Roughly 40 per cent of Canada’s petrochemical industry is packed into Chemical Valley, and there were at least 57 industrial polluters registered with the Canadian and U.S. governments within 25 kilometres of Sarnia as of 2017.
The study says there is growing evidence that exposure to air pollutants during pregnancy can influence development of asthma in children.
“The good news is that we’ve seen a decrease in air pollution levels in all three regions over the last 10 years or so, and at the same time, we’ve seen a nice decrease in the rate of new asthma cases in those same places as well,” Radhakrishnan says.
The study also suggests lower smoking rates and increases in protective factors, such as breastfeeding, may have also played a role in decreases in the incidence of asthma.
The findings of the Lawson story come a day ahead of World Asthma Day, which aims to raise awareness of the inflammatory condition which impacts the lives of more than 330 million people around the world, according to the World Health Organization.
“For the vast majority of children, asthma is a mild condition,” Radhakrishnan said.
“But in some children, asthma is associated with more severe symptoms, sometimes flare ups that bring them recurrently to the emergency department or even, at times, needing to be hospitalised to treat their symptoms.”
Radhakrishnan and the other researchers say the findings highlight the importance in finding strategies to prevent the development of asthma, including through further reductions in air pollution and air pollution exposure by pregnant people and young children.
Concerns about significant air and water pollution linked to Chemical Valley have made headlines for decades, including a notorious incident in 1985 when Dow Chemical spilled roughly 11,000 litres of the toxic dry-cleaning solvent perchloroethylene into the St. Clair, resulting in a massive ‘blob’ near the bottom of the river.
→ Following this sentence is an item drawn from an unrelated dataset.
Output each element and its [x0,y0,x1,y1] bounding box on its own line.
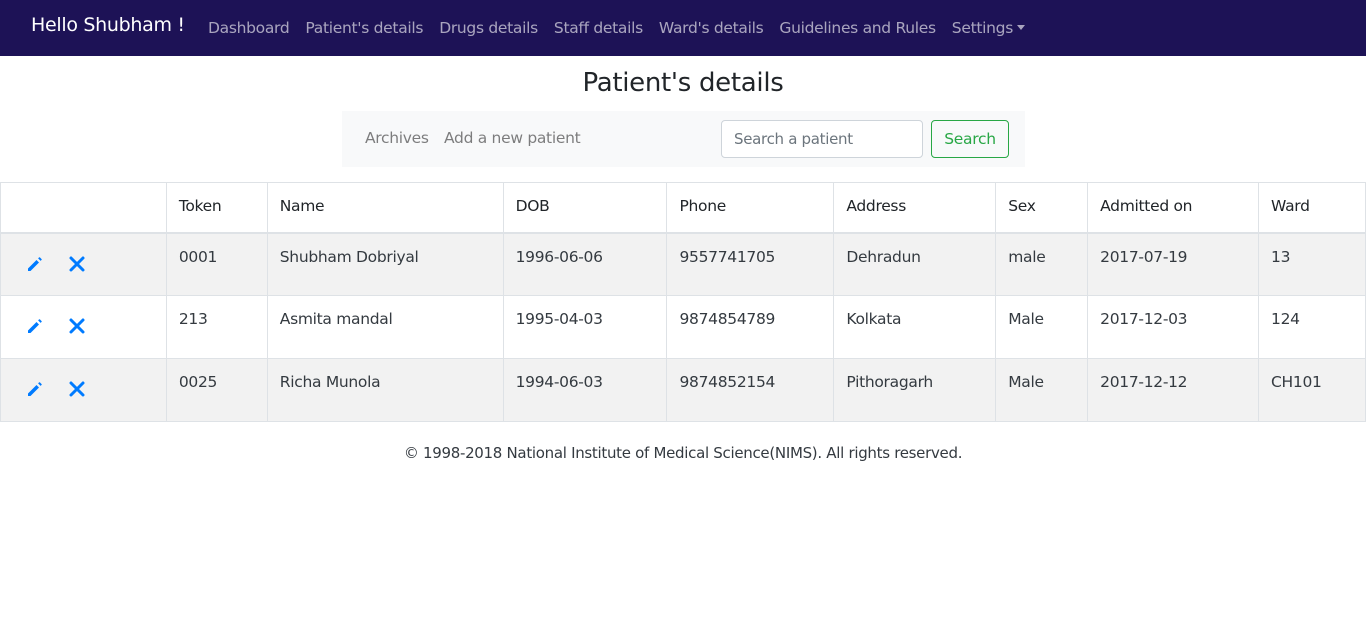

The blob, which contained more than a dozen contaminants picked up from the river sediments, was later cleaned up at a cost of around $1 million. The incident dealt a harsh blow to the city’s reputation.
Chemical Valley was also the basis of a major joint investigation in 2017 by Global News, the Toronto Star, the National Observer, Michener Awards Foundation and journalism schools at Ryerson and Concordia which exposed a troubling pattern of potentially toxic spills and leaks that put the health of residents in Sarnia and Aamjiwnaang First Nation at risk.